People tend to get into a misunderstanding when they use SQL, it is too focused on whether the resulting results are correct, ignoring the possible performance differences between different implementations, which are particularly evident in large or complex database environments, such as online transaction processing OLTP or DSS for decision support systems. In the work practice, the author finds that bad SQL often comes from improper index design, inadequate connection condition and the WHERE clause which is not optimized. After the proper optimization of them, the speed of their operation has been significantly improved! I will summarize these three aspects separately:
To give a more intuitive explanation of the problem, the SQL run time in all instances is tested, and no more than 1 seconds is represented (< 1 seconds).
Test environment
Host: HP LH II
Frequency: 330MHZ
Memory: 128 MB
Operating system: Operserver5.0.4
Database: Sybase11.0.3
First, unreasonable index design
Example: The table record has 620000 rows, and the following SQL runs under different indexes:
1. A non-clustered index was built on date
select count(*) from record where date >
'19991201' and date < '19991214'and amount >
2000 (25秒)
select date,sum(amount) from record group by date
(55秒)
select count(*) from record where date >
'19990901' and place in ('BJ','SH') (27秒)
Analysis:
Date has a large number of duplicate values, under a non-clustered index, the data is physically stored on the data page, and a table scan must be performed to find all the rows in the range when the range is searched.

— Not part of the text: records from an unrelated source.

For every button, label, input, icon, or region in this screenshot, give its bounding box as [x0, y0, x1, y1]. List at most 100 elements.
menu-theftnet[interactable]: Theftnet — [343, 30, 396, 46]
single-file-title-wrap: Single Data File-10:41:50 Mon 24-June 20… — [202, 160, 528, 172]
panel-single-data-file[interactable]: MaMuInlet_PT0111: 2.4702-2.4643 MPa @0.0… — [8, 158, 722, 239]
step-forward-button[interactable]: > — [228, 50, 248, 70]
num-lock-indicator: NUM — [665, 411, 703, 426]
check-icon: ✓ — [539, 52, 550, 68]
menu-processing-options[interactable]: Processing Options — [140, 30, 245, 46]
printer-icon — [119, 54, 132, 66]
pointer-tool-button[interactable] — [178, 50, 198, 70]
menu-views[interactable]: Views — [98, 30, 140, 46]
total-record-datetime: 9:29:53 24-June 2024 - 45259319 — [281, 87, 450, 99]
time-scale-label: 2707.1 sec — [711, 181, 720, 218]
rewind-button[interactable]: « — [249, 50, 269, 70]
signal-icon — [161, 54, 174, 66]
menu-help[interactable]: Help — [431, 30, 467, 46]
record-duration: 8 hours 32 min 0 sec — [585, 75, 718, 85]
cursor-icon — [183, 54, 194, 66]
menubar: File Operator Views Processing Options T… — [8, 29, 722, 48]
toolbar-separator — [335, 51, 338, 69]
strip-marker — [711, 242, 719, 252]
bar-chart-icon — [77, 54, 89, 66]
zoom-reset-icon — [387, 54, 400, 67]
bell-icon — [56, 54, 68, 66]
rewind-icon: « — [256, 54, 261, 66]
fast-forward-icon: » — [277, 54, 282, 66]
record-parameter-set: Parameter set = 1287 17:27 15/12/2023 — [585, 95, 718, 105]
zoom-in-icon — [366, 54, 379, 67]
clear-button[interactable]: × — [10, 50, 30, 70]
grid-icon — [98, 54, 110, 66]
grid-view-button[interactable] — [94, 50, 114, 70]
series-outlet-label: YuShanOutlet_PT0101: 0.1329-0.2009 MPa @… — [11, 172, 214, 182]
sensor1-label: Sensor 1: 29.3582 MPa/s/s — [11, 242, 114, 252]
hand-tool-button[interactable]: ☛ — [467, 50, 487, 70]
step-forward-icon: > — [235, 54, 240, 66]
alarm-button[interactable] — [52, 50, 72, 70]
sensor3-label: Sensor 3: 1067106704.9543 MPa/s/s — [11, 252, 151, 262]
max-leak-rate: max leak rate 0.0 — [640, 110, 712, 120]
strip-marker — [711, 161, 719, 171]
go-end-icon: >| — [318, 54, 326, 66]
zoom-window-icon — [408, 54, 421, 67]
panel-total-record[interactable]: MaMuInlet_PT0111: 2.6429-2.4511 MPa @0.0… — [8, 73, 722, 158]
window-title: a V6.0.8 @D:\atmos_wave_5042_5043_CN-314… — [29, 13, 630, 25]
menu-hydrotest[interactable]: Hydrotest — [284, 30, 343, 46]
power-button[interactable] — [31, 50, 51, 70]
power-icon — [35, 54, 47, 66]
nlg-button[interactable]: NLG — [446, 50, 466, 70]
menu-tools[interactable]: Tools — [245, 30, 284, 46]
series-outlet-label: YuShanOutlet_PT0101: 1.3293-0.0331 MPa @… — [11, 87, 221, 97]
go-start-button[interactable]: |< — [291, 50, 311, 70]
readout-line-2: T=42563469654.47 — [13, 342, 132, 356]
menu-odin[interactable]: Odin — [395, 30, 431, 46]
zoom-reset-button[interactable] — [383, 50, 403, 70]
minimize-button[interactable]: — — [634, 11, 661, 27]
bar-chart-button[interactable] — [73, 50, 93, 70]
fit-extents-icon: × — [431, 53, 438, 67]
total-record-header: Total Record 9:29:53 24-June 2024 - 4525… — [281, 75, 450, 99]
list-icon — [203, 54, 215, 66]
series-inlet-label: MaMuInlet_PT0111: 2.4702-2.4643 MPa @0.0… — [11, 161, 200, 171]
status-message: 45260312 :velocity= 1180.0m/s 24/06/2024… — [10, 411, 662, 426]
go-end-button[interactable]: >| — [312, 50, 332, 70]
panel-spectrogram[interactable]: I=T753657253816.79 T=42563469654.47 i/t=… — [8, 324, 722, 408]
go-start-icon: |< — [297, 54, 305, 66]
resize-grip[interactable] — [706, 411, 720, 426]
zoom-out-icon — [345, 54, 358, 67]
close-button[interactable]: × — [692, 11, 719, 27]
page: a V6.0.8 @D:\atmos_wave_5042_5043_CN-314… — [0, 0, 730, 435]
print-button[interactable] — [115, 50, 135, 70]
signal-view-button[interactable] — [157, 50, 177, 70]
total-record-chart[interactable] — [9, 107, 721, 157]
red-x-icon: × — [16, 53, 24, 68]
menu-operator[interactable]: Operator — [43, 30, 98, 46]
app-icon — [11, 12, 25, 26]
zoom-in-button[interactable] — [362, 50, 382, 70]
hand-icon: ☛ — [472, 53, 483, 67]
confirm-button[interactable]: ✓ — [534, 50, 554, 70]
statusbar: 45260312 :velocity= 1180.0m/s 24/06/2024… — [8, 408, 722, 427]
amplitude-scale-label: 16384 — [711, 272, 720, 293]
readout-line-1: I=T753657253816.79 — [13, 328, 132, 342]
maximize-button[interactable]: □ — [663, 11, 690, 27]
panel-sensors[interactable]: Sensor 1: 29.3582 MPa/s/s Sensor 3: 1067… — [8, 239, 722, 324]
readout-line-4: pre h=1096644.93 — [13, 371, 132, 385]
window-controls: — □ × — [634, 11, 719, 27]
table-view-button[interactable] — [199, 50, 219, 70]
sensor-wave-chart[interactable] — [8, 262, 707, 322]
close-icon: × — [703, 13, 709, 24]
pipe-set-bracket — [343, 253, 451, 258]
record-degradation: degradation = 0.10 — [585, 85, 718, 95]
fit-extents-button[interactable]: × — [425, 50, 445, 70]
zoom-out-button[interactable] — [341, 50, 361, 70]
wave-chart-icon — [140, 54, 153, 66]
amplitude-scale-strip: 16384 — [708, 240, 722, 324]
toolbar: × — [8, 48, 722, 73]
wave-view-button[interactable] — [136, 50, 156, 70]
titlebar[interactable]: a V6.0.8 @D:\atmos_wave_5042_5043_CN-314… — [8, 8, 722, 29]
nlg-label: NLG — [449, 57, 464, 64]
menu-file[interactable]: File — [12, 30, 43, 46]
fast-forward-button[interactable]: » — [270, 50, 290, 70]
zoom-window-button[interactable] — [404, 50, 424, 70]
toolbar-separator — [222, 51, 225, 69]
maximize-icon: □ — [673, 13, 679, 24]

2. A clustered index on date
select count(*) from record where date >
'19991201' and date < '19991214' and amount >
2000 (14秒)
select date,sum(amount) from record group by date
(28秒)
select count(*) from record where date >
'19990901' and place in ('BJ','SH')(14秒)
Analysis:
Under the cluster index, the data is physically sequentially on the data page, and the duplicate values are also grouped together, so in the range lookup, you can find the starting point of the range, and only in this range scan the data page, avoid a wide range of scans, improve the query speed.